Doe het volgende om de referentiehoogte in te stellen:
. Blader in het functiemenu naar Altitudemet de pijltjestoetsen en druk op Suunto.
. Stel met de pijltjestoetsen in het veld de referentiehoogte in, die overeenkomt met
de werkelijke hoogte van uw locatie op dat moment en druk op Suunto. U keert
terug naar het functiemenu.
N.B.: Wanneer de wijziging in de Use modus is geaccepteerd, gaat het computerhorloge
automatisch naar de toestand waarin Altitude geselecteerd wordt weergegeven, om
het instellen van de referentiehoogte te vergemakkelijken.

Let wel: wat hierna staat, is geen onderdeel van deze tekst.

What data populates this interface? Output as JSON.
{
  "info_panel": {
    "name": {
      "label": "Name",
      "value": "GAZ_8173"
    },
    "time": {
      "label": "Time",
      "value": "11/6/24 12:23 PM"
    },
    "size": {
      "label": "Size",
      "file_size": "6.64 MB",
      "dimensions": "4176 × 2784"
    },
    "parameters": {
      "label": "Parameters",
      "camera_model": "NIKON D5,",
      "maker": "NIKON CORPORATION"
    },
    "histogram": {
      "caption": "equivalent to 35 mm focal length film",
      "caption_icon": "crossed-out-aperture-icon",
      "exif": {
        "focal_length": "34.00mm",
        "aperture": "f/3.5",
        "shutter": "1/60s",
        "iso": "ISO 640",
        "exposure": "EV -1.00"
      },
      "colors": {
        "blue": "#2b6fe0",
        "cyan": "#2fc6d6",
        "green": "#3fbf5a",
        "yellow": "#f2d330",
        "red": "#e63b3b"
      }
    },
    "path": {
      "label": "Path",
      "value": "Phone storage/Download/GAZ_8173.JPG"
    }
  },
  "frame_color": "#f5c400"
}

Weet u de hoogte niet van uw locatie, gebruik dan de luchtdruk om met behulp
daarmee de hoogte te bepalen. Dit doet u zo: ga naar de Weather modus en stel de
actuele luchtdruk voor zeeniveau in. Dit kunt opvragen bijvoorbeeld bij een luchthaven,
weerstation of van het internet halen.
3.3.4. compass [kompas]
Het kompasmenu bevat functies of voor het kalibreren van het kompas of voor het
instellen van de afwijkingshoek.
het kompas kalibreren [calib]
Als het kompas niet goed lijkt te werken - bijv. het geeft de verkeerde kompasrichting
aan of de richting verandert te langzaam - moet u het allereerst kalibreren. U moet het
kompas ook kalibreren na het verwisselen van de Suunto X6/X6M batterij.
Krachtige elektromagnetische velden, zoals spanningskabels, luidsprekers en magneten,
kunnen het kalibreren van het kompas beïnvloeden. Het is raadzaam het kompas te
kalibreren als uw Suunto X6/X6M aan dergelijke velden heeft blootgestaan.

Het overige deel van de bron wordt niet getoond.